The book, which Dykes has taught for the past two years as a part of the students’ grade-level curriculum exploring the theme of “journeys,” is one she wanted to share to help children understand the similarities and differences in those their age in places the students may never have heard of.
“I’ve always wanted to bring texts to students that increase global awareness, because we do kind of live in a bubble,” Dykes said. “You really have to make efforts to get beyond that bubble, because if it’s not in your face, you’re not going to see it.”
Unbeknownst to Dykes, after finishing the novel, her students began to talk amongst themselves, inspired by the message of the text and looking for a way to take action and help Sudanese children like those in the book.
Enter the Iron Giraffe Challenge, a nationwide fundraiser through the organization Water for South Sudan. Since 2014, the challenge has helped raise $1.6 million for the organization’s mission of providing access to clean water and hygiene education in South Sudan.
“A handful of [the students] discovered the challenge and said, ‘We have to do this,'” Dykes said. “They had all these ideas for fundraisers and I said, ‘OK, you’re right — we have to do this.'”
Under Dykes’ guidance, the students developed a detailed fundraising plan to participate in the challenge.
The first task? Meeting with Ames Principal Todd Gierman to share the idea and convince him to bring the challenge to their school.
Their presentation on the background of the novel and the importance of the challenge was compelling enough to get Gierman on board with bringing the fundraiser to Ames.
“They were just so invested,” Dykes said. “They went through the presentation and were so passionate because their hearts were into it.”
The 12 students then got to work, breaking off into groups and introducing the project to their peers by putting together age-appropriate presentations on the challenge for students in grades K-5.
With the fundraiser’s kickoff at the school’s annual PTA Family Dance in February, the group began collecting their first donations. Those who donated at least $1 were given a paper slip to commemorate their donation and a blue fundraiser bracelet.
Donors were also invited to test their balance by walking a 6-foot stretch with a pitcher of cotton balls on their heads, the way many Sudanese women balance containers on their heads when they go out to fetch water to bring home.
Then, through March 13 (Ames’ last day of attendance before COVID-19 closure), the students placed coin cans outside of the school’s main office and solicited donations in the lunchroom a few days a week, turning the fundraiser into a grade-level contest, with the class who donated the most in the end winning a popsicle party.
By the end of the fundraiser, the students were able to raise $1,400, qualifying them for entry into the Iron Giraffe Challenge’s Facebook drawing for schools who reached the organization’s fundraising goal of at least $1,000.
To the students’ surprise, Ames was selected as the challenge’s national Grand Prize winner.
Their reward? A personal visit from Salva Dut, Water for South Sudan’s founder and senior advisor, and one of the “Lost Boys” of Sudan whose life served as the inspiration for “A Long Walk to Water.” He will speak in person at an assembly at Ames sometime during the 2020-21 school year.
For the students, the focus on the fundraiser was not to be the big winner, but to simply bring awareness of the issue of inadequate access to clean water for children half way around the world.

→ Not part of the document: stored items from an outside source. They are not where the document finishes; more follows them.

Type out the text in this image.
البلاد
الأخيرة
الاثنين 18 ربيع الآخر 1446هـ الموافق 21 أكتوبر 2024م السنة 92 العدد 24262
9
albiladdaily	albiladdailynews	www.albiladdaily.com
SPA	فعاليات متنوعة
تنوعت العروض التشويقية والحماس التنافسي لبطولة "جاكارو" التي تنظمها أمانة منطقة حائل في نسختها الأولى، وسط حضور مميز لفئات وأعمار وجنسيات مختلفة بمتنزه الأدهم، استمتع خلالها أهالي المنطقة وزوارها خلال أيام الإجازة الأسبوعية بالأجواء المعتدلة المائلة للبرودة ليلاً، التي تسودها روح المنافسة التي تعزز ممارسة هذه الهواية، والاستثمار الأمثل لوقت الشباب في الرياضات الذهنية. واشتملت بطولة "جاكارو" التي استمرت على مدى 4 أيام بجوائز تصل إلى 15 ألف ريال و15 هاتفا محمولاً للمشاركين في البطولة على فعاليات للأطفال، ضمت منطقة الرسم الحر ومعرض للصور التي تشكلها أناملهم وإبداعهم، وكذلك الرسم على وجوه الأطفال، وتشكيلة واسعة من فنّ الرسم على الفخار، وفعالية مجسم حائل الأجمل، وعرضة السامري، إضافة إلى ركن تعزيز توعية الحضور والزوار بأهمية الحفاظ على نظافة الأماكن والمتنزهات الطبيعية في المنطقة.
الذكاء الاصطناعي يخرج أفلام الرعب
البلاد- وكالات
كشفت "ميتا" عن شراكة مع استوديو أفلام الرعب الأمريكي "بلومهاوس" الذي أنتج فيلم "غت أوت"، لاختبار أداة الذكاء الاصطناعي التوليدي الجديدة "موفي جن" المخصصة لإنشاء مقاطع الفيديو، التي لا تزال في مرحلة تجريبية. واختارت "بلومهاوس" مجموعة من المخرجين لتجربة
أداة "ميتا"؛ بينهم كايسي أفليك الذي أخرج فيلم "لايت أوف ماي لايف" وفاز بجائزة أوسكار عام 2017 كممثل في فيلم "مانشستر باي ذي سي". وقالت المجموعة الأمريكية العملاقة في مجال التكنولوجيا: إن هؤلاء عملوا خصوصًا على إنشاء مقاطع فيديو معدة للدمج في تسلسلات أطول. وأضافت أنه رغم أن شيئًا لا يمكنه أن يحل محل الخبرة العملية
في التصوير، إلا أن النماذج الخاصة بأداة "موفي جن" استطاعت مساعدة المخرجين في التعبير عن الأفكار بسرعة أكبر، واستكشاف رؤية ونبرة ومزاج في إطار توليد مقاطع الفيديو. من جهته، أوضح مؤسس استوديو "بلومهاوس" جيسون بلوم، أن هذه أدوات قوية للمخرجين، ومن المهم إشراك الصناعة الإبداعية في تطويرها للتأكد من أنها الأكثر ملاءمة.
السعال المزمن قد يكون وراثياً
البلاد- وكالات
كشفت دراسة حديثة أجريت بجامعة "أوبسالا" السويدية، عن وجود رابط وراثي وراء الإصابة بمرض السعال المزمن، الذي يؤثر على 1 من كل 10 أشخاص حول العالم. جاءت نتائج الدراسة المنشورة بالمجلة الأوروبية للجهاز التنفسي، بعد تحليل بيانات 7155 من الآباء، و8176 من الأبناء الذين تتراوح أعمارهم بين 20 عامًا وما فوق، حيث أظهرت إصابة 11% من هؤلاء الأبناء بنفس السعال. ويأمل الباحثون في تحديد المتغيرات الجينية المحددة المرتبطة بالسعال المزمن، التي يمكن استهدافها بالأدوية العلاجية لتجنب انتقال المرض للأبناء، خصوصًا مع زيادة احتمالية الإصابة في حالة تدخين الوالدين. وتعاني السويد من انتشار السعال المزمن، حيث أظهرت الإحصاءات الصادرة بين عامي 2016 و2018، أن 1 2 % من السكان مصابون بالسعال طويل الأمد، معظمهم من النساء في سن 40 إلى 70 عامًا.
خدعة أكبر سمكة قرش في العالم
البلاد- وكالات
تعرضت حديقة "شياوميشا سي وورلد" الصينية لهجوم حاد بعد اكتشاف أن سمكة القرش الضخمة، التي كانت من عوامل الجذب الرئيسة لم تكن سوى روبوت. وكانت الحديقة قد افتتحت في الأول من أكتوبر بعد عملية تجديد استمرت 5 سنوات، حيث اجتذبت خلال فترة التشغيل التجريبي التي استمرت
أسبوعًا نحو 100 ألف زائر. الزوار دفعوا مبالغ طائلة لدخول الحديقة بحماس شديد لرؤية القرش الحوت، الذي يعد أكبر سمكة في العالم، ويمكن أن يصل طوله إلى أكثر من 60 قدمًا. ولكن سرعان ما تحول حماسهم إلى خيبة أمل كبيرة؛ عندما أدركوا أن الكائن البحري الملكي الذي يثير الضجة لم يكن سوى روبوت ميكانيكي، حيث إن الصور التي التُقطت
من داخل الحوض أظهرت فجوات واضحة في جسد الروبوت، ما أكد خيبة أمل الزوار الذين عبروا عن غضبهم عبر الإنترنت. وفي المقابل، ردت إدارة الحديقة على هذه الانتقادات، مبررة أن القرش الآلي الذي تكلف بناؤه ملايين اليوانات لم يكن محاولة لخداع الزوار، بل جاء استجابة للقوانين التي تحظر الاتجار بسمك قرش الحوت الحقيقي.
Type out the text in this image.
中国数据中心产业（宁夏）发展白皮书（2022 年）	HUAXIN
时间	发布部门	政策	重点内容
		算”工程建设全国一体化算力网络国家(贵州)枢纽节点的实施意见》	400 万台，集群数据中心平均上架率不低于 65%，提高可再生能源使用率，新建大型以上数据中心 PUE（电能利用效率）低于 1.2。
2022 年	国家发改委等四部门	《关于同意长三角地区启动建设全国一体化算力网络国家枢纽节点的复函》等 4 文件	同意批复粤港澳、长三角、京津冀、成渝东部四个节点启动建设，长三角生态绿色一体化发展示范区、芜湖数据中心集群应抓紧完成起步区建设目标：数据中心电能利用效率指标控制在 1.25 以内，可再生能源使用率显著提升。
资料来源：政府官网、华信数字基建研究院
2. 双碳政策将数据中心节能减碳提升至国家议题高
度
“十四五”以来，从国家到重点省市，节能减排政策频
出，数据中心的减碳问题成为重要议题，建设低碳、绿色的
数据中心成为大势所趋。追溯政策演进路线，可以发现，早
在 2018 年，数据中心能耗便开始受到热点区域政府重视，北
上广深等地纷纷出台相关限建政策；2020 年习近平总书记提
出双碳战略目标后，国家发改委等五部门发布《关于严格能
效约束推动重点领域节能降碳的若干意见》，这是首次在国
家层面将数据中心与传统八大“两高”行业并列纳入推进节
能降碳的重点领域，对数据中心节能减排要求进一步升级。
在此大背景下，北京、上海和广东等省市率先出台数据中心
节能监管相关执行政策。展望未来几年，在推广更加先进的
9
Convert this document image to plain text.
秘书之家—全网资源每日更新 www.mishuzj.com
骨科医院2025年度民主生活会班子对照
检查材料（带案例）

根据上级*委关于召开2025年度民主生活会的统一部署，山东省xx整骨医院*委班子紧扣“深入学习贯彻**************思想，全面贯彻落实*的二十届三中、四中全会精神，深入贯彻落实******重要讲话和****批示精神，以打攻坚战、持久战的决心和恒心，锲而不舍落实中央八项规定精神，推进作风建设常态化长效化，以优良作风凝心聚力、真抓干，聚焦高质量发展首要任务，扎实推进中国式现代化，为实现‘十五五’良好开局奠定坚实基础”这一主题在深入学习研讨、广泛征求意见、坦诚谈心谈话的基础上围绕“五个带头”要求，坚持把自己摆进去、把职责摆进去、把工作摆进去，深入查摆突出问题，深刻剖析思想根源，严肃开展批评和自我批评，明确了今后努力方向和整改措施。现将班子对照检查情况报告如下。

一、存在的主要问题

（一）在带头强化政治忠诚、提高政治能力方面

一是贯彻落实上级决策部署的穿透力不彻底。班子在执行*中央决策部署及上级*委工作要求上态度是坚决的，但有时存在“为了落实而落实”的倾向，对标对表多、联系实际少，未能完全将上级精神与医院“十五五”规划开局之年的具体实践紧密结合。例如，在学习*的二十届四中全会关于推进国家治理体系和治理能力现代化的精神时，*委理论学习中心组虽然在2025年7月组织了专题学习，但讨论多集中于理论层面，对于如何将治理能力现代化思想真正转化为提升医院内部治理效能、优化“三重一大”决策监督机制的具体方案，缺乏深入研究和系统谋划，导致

“My favorite part about participating in the Iron Giraffe Challenge was getting to help a country in need,” said fifth-grader Chloe Cochran. “This project caused me to realize that not everybody has what I have, and it also helped me to be thankful for my easy access to fresh water.”
For fellow fifth-grader Henry Hall, the challenge was the students’ way of showing their peers that no matter how small, their efforts could help make someone else’s life a little bit easier.
“Water is life [and] we will help people get fresh, clean water,” he said. “We learn how to deal with a real-life situation. Great heroes start somewhere — this is our place.”
In the end, for Dykes, teaching the novel to 10 and 11 year olds paid off in more ways than one.
“It really brings a tear to my eye thinking of how hard they worked and the lasting impact their work will have,” she said. “Collecting coins is a small action, but it can make a huge difference. The fact that the students were so passionate and invested is what made this so successful.”